Miranda opened the pack of cigarettes and noticed her hands shaking. “I’m all right, Gladdy. Thanks for asking.”

Gonzales performed his lighter trick, had it lit and ready by the time the stick was in her mouth. She pointedly turned back to Gladys and slapped a dollar on the counter. “A decent lighter, please, Gladdy. Mine are always blowing out.”

The counter girl’s eyes grew bigger, darting back and forth between them like a tennis match. Then she pulled a thin chromium and black enamel lighter off a display card, and handed it to Miranda.

“Here’s a Ronson Majorette. Can’t go wrong with this. And it so happens we’ve got it on sale for one dollar even. Comes full.” She winked at Miranda, snuck a glance at Gonzales. He was still staring at Miranda, his face drawn.

“Thanks, Gladdy. I’ll see you later about the Chesterfields.”

Gladys nodded, while a bald man in a gaudy suit cleared his throat impatiently, waiting to buy a pack of Chiclets. Miranda picked up the lighter, and lit the Raleigh on the way to the elevator. Gonzales followed behind her.

She pushed four. The Monadnock’s newly automated elevators were full of holiday travelers, desperate to reunite for Valentine’s Day. Overnight train to L.A. or Coos Bay, a quick hop to Santa Rosa, or Cloverdale, or Sacramento, or Stockton. Chocolate hearts in hand, beating to the tune of “Moonglow.” Isn’t it romantic?

Gonzales squeezed in next to her. He was persistent, she’d give him that. They rode up in silence, while the women chatted about plans and the men worried about time. “Gotta Get A’goin’ to the Golden Gate, to My Fair One at the Fair,” ran the cheesy song. Oh, wait—that was last year. No Fair ones this February, no fucking fair, in fact. Say it five times fast enough, lady, and you win a ticket to Midget Village.

Miranda took a drag on the Raleigh, and the elevator doors opened as if they meant it. About five people stepped out, and she followed, threading through them when they bunched in the hallway, trying to decide which way to walk. She could hear Gonzales’s footsteps behind her.
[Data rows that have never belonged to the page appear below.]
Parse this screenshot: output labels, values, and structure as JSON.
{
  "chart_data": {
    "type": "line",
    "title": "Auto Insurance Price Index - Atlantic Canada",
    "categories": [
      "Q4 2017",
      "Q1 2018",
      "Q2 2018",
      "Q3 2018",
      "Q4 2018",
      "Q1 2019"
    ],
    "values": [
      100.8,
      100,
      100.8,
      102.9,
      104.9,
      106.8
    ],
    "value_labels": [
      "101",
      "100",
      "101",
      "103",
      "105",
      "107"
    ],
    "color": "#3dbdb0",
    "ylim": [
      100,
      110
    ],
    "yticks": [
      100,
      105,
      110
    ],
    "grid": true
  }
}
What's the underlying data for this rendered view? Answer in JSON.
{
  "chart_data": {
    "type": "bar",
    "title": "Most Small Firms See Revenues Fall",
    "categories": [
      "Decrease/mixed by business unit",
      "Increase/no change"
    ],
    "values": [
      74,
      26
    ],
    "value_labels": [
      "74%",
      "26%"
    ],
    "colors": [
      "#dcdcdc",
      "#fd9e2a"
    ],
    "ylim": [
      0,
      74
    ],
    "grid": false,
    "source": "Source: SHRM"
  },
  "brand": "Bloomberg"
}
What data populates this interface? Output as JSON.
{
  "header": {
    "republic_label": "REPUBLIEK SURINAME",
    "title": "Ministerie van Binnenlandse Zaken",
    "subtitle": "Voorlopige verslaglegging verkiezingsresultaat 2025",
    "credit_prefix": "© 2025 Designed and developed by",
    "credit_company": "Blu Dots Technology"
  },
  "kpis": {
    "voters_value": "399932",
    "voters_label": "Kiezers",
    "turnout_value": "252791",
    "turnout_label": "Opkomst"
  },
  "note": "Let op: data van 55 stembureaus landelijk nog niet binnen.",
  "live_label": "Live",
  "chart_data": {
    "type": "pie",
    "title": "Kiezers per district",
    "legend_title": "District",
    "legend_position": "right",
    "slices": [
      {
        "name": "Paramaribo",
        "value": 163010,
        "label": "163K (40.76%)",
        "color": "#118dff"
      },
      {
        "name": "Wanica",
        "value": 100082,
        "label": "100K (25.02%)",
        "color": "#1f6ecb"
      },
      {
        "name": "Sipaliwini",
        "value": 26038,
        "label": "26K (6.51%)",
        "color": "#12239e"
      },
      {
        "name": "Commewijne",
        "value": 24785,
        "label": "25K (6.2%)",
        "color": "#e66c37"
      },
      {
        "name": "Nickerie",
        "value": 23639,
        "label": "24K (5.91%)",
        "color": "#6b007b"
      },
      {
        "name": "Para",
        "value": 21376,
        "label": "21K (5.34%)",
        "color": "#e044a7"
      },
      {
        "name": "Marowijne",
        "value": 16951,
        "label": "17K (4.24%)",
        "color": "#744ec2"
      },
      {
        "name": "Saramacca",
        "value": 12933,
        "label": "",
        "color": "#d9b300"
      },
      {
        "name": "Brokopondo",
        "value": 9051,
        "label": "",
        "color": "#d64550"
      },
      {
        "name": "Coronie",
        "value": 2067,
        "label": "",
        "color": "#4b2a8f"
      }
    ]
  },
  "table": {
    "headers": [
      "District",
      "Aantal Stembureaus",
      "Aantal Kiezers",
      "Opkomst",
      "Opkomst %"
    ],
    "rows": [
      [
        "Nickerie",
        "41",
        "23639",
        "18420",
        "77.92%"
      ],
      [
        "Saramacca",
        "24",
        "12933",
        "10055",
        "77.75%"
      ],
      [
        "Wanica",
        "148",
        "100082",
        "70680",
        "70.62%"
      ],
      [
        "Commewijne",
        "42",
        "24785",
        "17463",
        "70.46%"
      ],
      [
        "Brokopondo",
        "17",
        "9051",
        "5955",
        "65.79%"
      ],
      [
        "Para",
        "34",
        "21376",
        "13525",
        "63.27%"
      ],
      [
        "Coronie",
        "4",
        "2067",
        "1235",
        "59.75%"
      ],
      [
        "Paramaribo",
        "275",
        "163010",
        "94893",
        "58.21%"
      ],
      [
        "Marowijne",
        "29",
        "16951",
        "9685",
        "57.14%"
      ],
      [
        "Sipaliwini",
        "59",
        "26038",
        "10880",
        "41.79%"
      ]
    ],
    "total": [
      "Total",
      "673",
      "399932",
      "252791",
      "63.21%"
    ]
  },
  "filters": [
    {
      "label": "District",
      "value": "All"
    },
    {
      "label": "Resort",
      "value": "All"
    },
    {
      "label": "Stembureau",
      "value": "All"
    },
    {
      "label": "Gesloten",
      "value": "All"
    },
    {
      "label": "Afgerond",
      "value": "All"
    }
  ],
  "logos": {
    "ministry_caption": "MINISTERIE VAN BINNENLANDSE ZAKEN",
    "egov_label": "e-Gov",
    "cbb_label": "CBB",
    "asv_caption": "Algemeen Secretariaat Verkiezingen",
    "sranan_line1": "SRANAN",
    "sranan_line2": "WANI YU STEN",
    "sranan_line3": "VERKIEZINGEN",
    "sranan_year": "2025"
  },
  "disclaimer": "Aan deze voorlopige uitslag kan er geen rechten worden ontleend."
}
Allen’s door was open, and he looked up at her when she walked by, looked up again at Gonzales, leaned back in his chair and grinned. Miranda ignored him. When she stopped to get her keys, Gonzales moved beside her, still silent. She shoved open the door, glad to see her chair, unlocked the desk drawer, took out the bottle of Old Taylor, and sank into the leather. Dropped the smoked cigarette butt into the Tower of the Sun ashtray, left it smoldering.

Miranda unscrewed the bottle, took a long drink. Wiped it with her hand, screwed it back on, and shoved the bottle forward on the desk.

“Don’t stand on ceremony, Inspector. Take a drink, if you want one. You could use some bourbon.”

He looked at her, a little sad, a little embarrassed. Shook his head. “No, thank you, Miss Corbie.”

She shrugged, reached out to pick up the bottle, repeated the ritual. Then she shut the Old Taylor in her desk drawer, leaned back in the chair, and looked at him.

“Battlefield courage. I imagine you don’t know many women who take it that way.”

“Are you fighting a war, Miss Corbie? Is that what you think?”